A second-hand child seat may outwardly look in good condition, but it’s the internal shell that’s all-important, and any knocks or damage – particularly if the seat is installed in a car that has been in a collision – could compromise its safety. Missing parts, degraded plastics and polystyrene are all also safety concerns.

Child seats are a legal requirement if your child is under 12 years old, or is less than 135cm tall. If you’re on a tight budget, you’re better off buying a new budget seat from a recognised brand than you are buying something second-hand from a more premium manufacturer.

Additionally, you should buy your child seats from a recognised retailer to minimise the likelihood of purchasing an inferior or counterfeit seat.

Should I replace a child seat after an accident?

Parents must renew their child car seat after any collision, even if it's only a low-speed one, according to RoSPA.

Even if there are no obvious signs that a child seat has been damaged, a crash can seriously undermine the structural integrity of a child seat.

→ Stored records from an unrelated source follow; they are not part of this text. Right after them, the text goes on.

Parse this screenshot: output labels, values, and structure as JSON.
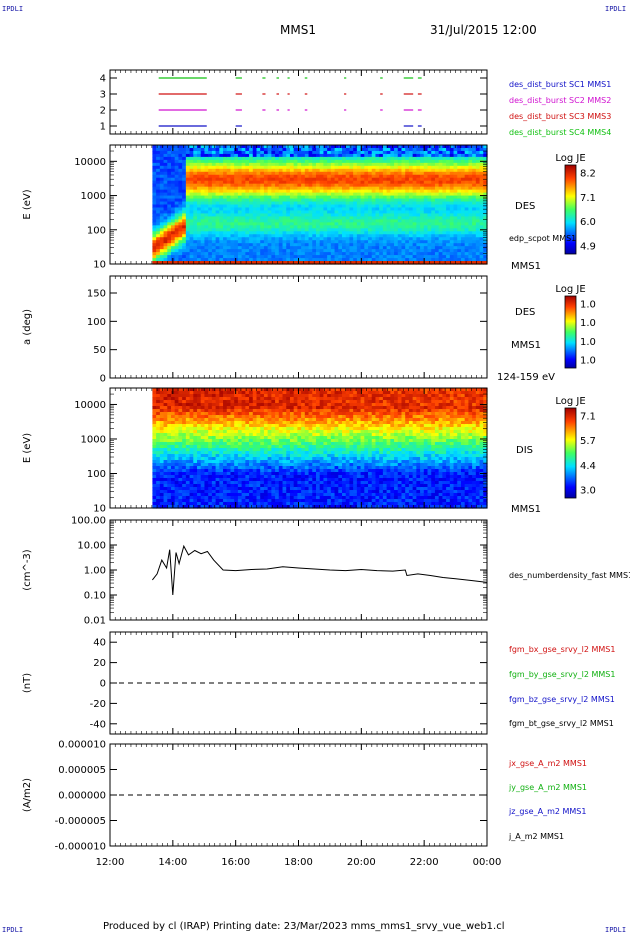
{
  "header": {
    "corner_tl": "IPDLI",
    "corner_tr": "IPDLI",
    "corner_bl": "IPDLI",
    "corner_br": "IPDLI",
    "spacecraft": "MMS1",
    "date_time": "31/Jul/2015 12:00"
  },
  "footer": {
    "text": "Produced by cl (IRAP)   Printing date: 23/Mar/2023   mms_mms1_srvy_vue_web1.cl"
  },
  "colors": {
    "sc1": "#1010c8",
    "sc2": "#d010d0",
    "sc3": "#d01010",
    "sc4": "#10c010",
    "bx": "#d01010",
    "by": "#10b010",
    "bz": "#1010c8",
    "bt": "#000000"
  },
  "chart_data": [
    {
      "id": "burst",
      "type": "timeline",
      "ylabel": "",
      "ylim": [
        0.5,
        4.5
      ],
      "yticks": [
        "1",
        "2",
        "3",
        "4"
      ],
      "legend": [
        "des_dist_burst SC1 MMS1",
        "des_dist_burst SC2 MMS2",
        "des_dist_burst SC3 MMS3",
        "des_dist_burst SC4 MMS4"
      ],
      "series": [
        {
          "level": 4,
          "color": "#10c010",
          "intervals": [
            [
              13.55,
              15.08
            ],
            [
              16.0,
              16.2
            ],
            [
              16.85,
              16.95
            ],
            [
              17.3,
              17.38
            ],
            [
              17.65,
              17.72
            ],
            [
              18.2,
              18.28
            ],
            [
              19.45,
              19.52
            ],
            [
              20.6,
              20.68
            ],
            [
              21.35,
              21.65
            ],
            [
              21.8,
              21.92
            ]
          ]
        },
        {
          "level": 3,
          "color": "#d01010",
          "intervals": [
            [
              13.55,
              15.08
            ],
            [
              16.0,
              16.2
            ],
            [
              16.85,
              16.95
            ],
            [
              17.3,
              17.38
            ],
            [
              17.65,
              17.72
            ],
            [
              18.2,
              18.28
            ],
            [
              19.45,
              19.52
            ],
            [
              20.6,
              20.68
            ],
            [
              21.35,
              21.65
            ],
            [
              21.8,
              21.92
            ]
          ]
        },
        {
          "level": 2,
          "color": "#d010d0",
          "intervals": [
            [
              13.55,
              15.08
            ],
            [
              16.0,
              16.2
            ],
            [
              16.85,
              16.95
            ],
            [
              17.3,
              17.38
            ],
            [
              17.65,
              17.72
            ],
            [
              18.2,
              18.28
            ],
            [
              19.45,
              19.52
            ],
            [
              20.6,
              20.68
            ],
            [
              21.35,
              21.65
            ],
            [
              21.8,
              21.92
            ]
          ]
        },
        {
          "level": 1,
          "color": "#1010c8",
          "intervals": [
            [
              13.55,
              15.08
            ],
            [
              16.0,
              16.2
            ],
            [
              21.35,
              21.65
            ],
            [
              21.8,
              21.92
            ]
          ]
        }
      ]
    },
    {
      "id": "des_spec",
      "type": "heatmap",
      "ylabel": "E (eV)",
      "ylim": [
        10,
        30000
      ],
      "yscale": "log",
      "yticks": [
        "10",
        "100",
        "1000",
        "10000"
      ],
      "data_start_hour": 13.35,
      "right_labels": [
        "DES",
        "edp_scpot MMS1",
        "MMS1"
      ],
      "colorbar": {
        "title": "Log JE",
        "ticks": [
          "8.2",
          "7.1",
          "6.0",
          "4.9"
        ]
      }
    },
    {
      "id": "pitch",
      "type": "heatmap",
      "ylabel": "a (deg)",
      "ylim": [
        0,
        180
      ],
      "yticks": [
        "0",
        "50",
        "100",
        "150"
      ],
      "right_labels": [
        "DES",
        "MMS1",
        "124-159 eV"
      ],
      "colorbar": {
        "title": "Log JE",
        "ticks": [
          "1.0",
          "1.0",
          "1.0",
          "1.0"
        ]
      }
    },
    {
      "id": "dis_spec",
      "type": "heatmap",
      "ylabel": "E (eV)",
      "ylim": [
        10,
        30000
      ],
      "yscale": "log",
      "yticks": [
        "10",
        "100",
        "1000",
        "10000"
      ],
      "data_start_hour": 13.35,
      "right_labels": [
        "DIS",
        "MMS1"
      ],
      "colorbar": {
        "title": "Log JE",
        "ticks": [
          "7.1",
          "5.7",
          "4.4",
          "3.0"
        ]
      }
    },
    {
      "id": "density",
      "type": "line",
      "ylabel": "(cm^-3)",
      "yscale": "log",
      "ylim": [
        0.01,
        100
      ],
      "yticks": [
        "0.01",
        "0.10",
        "1.00",
        "10.00",
        "100.00"
      ],
      "series": [
        {
          "name": "des_numberdensity_fast MMS1",
          "color": "#000000",
          "x": [
            13.35,
            13.5,
            13.65,
            13.8,
            13.9,
            14.0,
            14.1,
            14.2,
            14.35,
            14.5,
            14.7,
            14.9,
            15.1,
            15.3,
            15.6,
            16.0,
            16.5,
            17.0,
            17.5,
            18.0,
            18.5,
            19.0,
            19.5,
            20.0,
            20.5,
            21.0,
            21.4,
            21.45,
            21.8,
            22.2,
            22.6,
            23.0,
            23.5,
            24.0
          ],
          "y": [
            0.4,
            0.7,
            2.5,
            1.2,
            6.5,
            0.1,
            5.0,
            1.8,
            9.0,
            4.0,
            6.0,
            4.5,
            5.5,
            2.5,
            1.0,
            0.95,
            1.05,
            1.1,
            1.35,
            1.2,
            1.1,
            1.0,
            0.95,
            1.05,
            0.95,
            0.9,
            1.0,
            0.6,
            0.7,
            0.6,
            0.5,
            0.45,
            0.38,
            0.32
          ]
        }
      ]
    },
    {
      "id": "bfield",
      "type": "line",
      "ylabel": "(nT)",
      "ylim": [
        -50,
        50
      ],
      "yticks": [
        "-40",
        "-20",
        "0",
        "20",
        "40"
      ],
      "zero_line": true,
      "series": [
        {
          "name": "fgm_bx_gse_srvy_l2 MMS1",
          "color": "#d01010",
          "x": [],
          "y": []
        },
        {
          "name": "fgm_by_gse_srvy_l2 MMS1",
          "color": "#10b010",
          "x": [],
          "y": []
        },
        {
          "name": "fgm_bz_gse_srvy_l2 MMS1",
          "color": "#1010c8",
          "x": [],
          "y": []
        },
        {
          "name": "fgm_bt_gse_srvy_l2 MMS1",
          "color": "#000000",
          "x": [],
          "y": []
        }
      ]
    },
    {
      "id": "current",
      "type": "line",
      "ylabel": "(A/m2)",
      "ylim": [
        -1e-05,
        1e-05
      ],
      "yticks": [
        "-0.000010",
        "-0.000005",
        "0.000000",
        "0.000005",
        "0.000010"
      ],
      "zero_line": true,
      "series": [
        {
          "name": "jx_gse_A_m2 MMS1",
          "color": "#d01010",
          "x": [],
          "y": []
        },
        {
          "name": "jy_gse_A_m2 MMS1",
          "color": "#10b010",
          "x": [],
          "y": []
        },
        {
          "name": "jz_gse_A_m2 MMS1",
          "color": "#1010c8",
          "x": [],
          "y": []
        },
        {
          "name": "j_A_m2 MMS1",
          "color": "#000000",
          "x": [],
          "y": []
        }
      ]
    }
  ],
  "time_axis": {
    "xlim": [
      12,
      24
    ],
    "ticks": [
      {
        "h": 12,
        "label": "12:00"
      },
      {
        "h": 14,
        "label": "14:00"
      },
      {
        "h": 16,
        "label": "16:00"
      },
      {
        "h": 18,
        "label": "18:00"
      },
      {
        "h": 20,
        "label": "20:00"
      },
      {
        "h": 22,
        "label": "22:00"
      },
      {
        "h": 24,
        "label": "00:00"
      }
    ]
  }
}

One insurer, Direct Line, says the main reason parents give for not replacing a child seat after a crash is that they thought the speed at which the crash occurred was too low to warrant it.

The other reasons are:

• they didn't think they needed to;
• there was no apparent damage;
• they had it inspected but were told it was fine;
• their insurer wouldn't pay for it.

Many insurers will pay for a replacement seat, but you should check with your insurer to be sure.